Now to consider the difference, we must ask: Is there such thing as bad art in cinema? Yes, and it is determined in very much the same way that Tolstoy informed us (banal, stupid, boring, unintelligable), and yet there is more. It is within a film that the emotion and physicality of the story, characters, motifs, directions, and dialogues that one could simply never surmise anything of the film or its meaning. There are some films that simply lack a sense of purpose, and others still that are simply devoid of any sense of beauty, intelligence, or even creativity. After all, all bad cinema will not simply be considered bad art, but does not mean it is any less terrible.

Here is an example:

The film, Cinderella Man (2005) starring the regularly disappointing Russell Crowe, is a bad film but not bad art. This is a film that got a fair amount of recognition simply for the fact that it involved a highly popular actor, director, and screenwriter- and that it arrived in theaters during the awards season for that year. The greatest problem arose, however, in the film’s delivery. The actors involved in the project give half-hearted attempts at emotional and physical delivery, and it bleeds into every corner of the film’s supposed “powerful story”. To be a film that attempts to win over its audience with the struggles of character, a director must position his actors in modes that draw out the strengths within each characters experience, and Cinderella Man director Ron Howard did a terrible job of doing so. 
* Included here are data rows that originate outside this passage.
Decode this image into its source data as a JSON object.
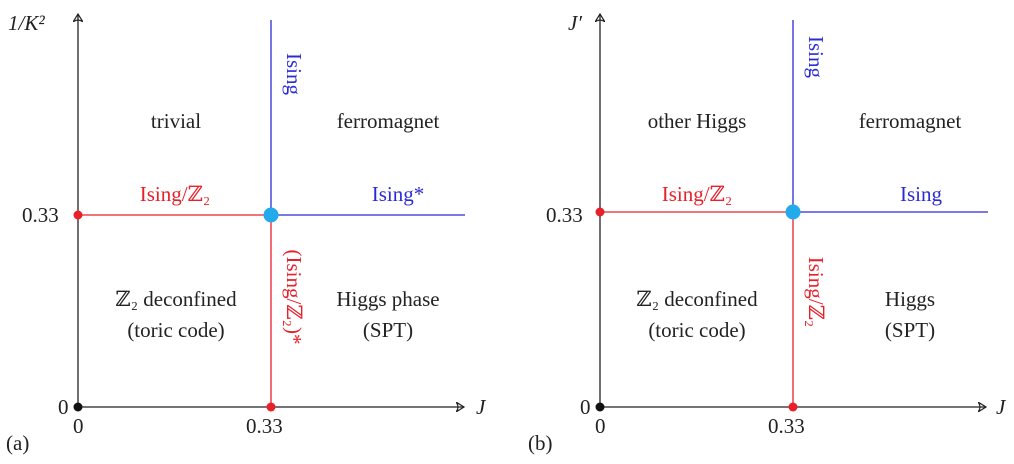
{
  "diagrams": [
    {
      "panel_label": "(a)",
      "y_axis_label": "1/K²",
      "x_axis_label": "J",
      "x_ticks": [
        "0",
        "0.33"
      ],
      "y_ticks": [
        "0",
        "0.33"
      ],
      "phases": {
        "top_left": "trivial",
        "top_right": "ferromagnet",
        "bottom_left_line1": "ℤ₂ deconfined",
        "bottom_left_line2": "(toric code)",
        "bottom_right_line1": "Higgs phase",
        "bottom_right_line2": "(SPT)"
      },
      "transitions": {
        "left_horizontal": "Ising/ℤ₂",
        "right_horizontal": "Ising*",
        "upper_vertical": "Ising",
        "lower_vertical": "(Ising/ℤ₂)*"
      },
      "colors": {
        "red": "#e8202a",
        "blue": "#2b2bd6",
        "cyan": "#22aaea"
      }
    },
    {
      "panel_label": "(b)",
      "y_axis_label": "J′",
      "x_axis_label": "J",
      "x_ticks": [
        "0",
        "0.33"
      ],
      "y_ticks": [
        "0",
        "0.33"
      ],
      "phases": {
        "top_left": "other Higgs",
        "top_right": "ferromagnet",
        "bottom_left_line1": "ℤ₂ deconfined",
        "bottom_left_line2": "(toric code)",
        "bottom_right_line1": "Higgs",
        "bottom_right_line2": "(SPT)"
      },
      "transitions": {
        "left_horizontal": "Ising/ℤ₂",
        "right_horizontal": "Ising",
        "upper_vertical": "Ising",
        "lower_vertical": "Ising/ℤ₂"
      },
      "colors": {
        "red": "#e8202a",
        "blue": "#2b2bd6",
        "cyan": "#22aaea"
      }
    }
  ]
}
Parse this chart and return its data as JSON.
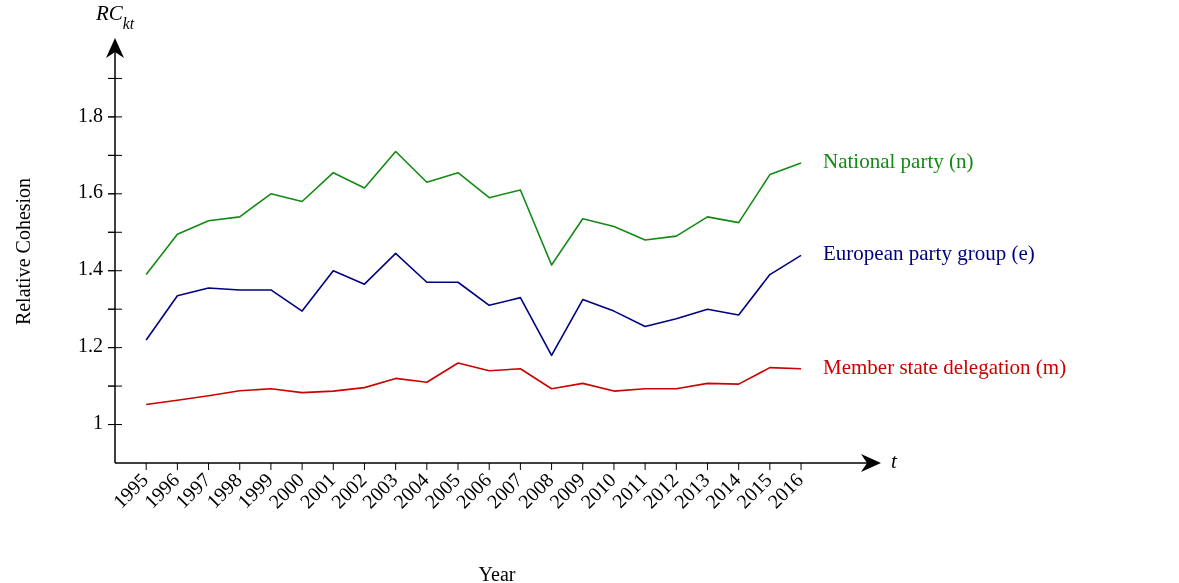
{
  "chart_data": {
    "type": "line",
    "xlabel": "Year",
    "ylabel": "Relative Cohesion",
    "annotations": [
      "RC$_{kt}$",
      "t"
    ],
    "categories": [
      "1995",
      "1996",
      "1997",
      "1998",
      "1999",
      "2000",
      "2001",
      "2002",
      "2003",
      "2004",
      "2005",
      "2006",
      "2007",
      "2008",
      "2009",
      "2010",
      "2011",
      "2012",
      "2013",
      "2014",
      "2015",
      "2016"
    ],
    "series": [
      {
        "name": "National party (n)",
        "color": "#138a13",
        "values": [
          1.39,
          1.495,
          1.53,
          1.54,
          1.6,
          1.58,
          1.655,
          1.615,
          1.71,
          1.63,
          1.655,
          1.59,
          1.61,
          1.415,
          1.535,
          1.515,
          1.48,
          1.49,
          1.54,
          1.525,
          1.65,
          1.68
        ]
      },
      {
        "name": "European party group (e)",
        "color": "#00007f",
        "values": [
          1.22,
          1.335,
          1.355,
          1.35,
          1.35,
          1.295,
          1.4,
          1.365,
          1.445,
          1.37,
          1.37,
          1.31,
          1.33,
          1.18,
          1.325,
          1.295,
          1.255,
          1.275,
          1.3,
          1.285,
          1.39,
          1.44
        ]
      },
      {
        "name": "Member state delegation (m)",
        "color": "#cc0000",
        "values": [
          1.052,
          1.063,
          1.075,
          1.088,
          1.093,
          1.083,
          1.087,
          1.096,
          1.12,
          1.11,
          1.16,
          1.14,
          1.145,
          1.093,
          1.107,
          1.087,
          1.093,
          1.093,
          1.107,
          1.105,
          1.148,
          1.145
        ]
      }
    ],
    "ylim": [
      0.9,
      2.0
    ],
    "yticks": [
      1,
      {
        "value": 1.1,
        "label": null
      },
      1.2,
      {
        "value": 1.3,
        "label": null
      },
      1.4,
      {
        "value": 1.5,
        "label": null
      },
      1.6,
      {
        "value": 1.7,
        "label": null
      },
      1.8,
      {
        "value": 1.9,
        "label": null
      }
    ],
    "grid": false,
    "marker": "none",
    "line_style": "solid"
  }
}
Is this bad art, or a sign that the director should be blamed? Yes, Howard’s direction can be cited as a part of the issue, but because there was still an element of artistic beauty resonating within the circumstances of the character’s conflicts, the film acts as if its emotionally driven storyline comes across as thought provoking. It doesn’t, and because of this the artistic examination of its characters feels wooden and ultimately forced. 

Without a true individuality in showmanship or uniqueness in characterization, both from a visual and a rhetorical aspect, any attempt to really classify this film as ‘good’ art must be thrown out the window.I argue that in this, and many other instances, the lack of truly ‘good art’ escapes many films on its own inability to produce genuine emotion and storytelling.

To summarize and ultimately conclude my piece, the essence of ‘good art’ is something that becomes symbiotic within a work, growing and fostering as it becomes a living entity of expression, and can thus be influential to how an audience perceives it. In the world of cinema, this can mean the difference between something truly great and something truly uninspired, and that is the power of ‘good’ art.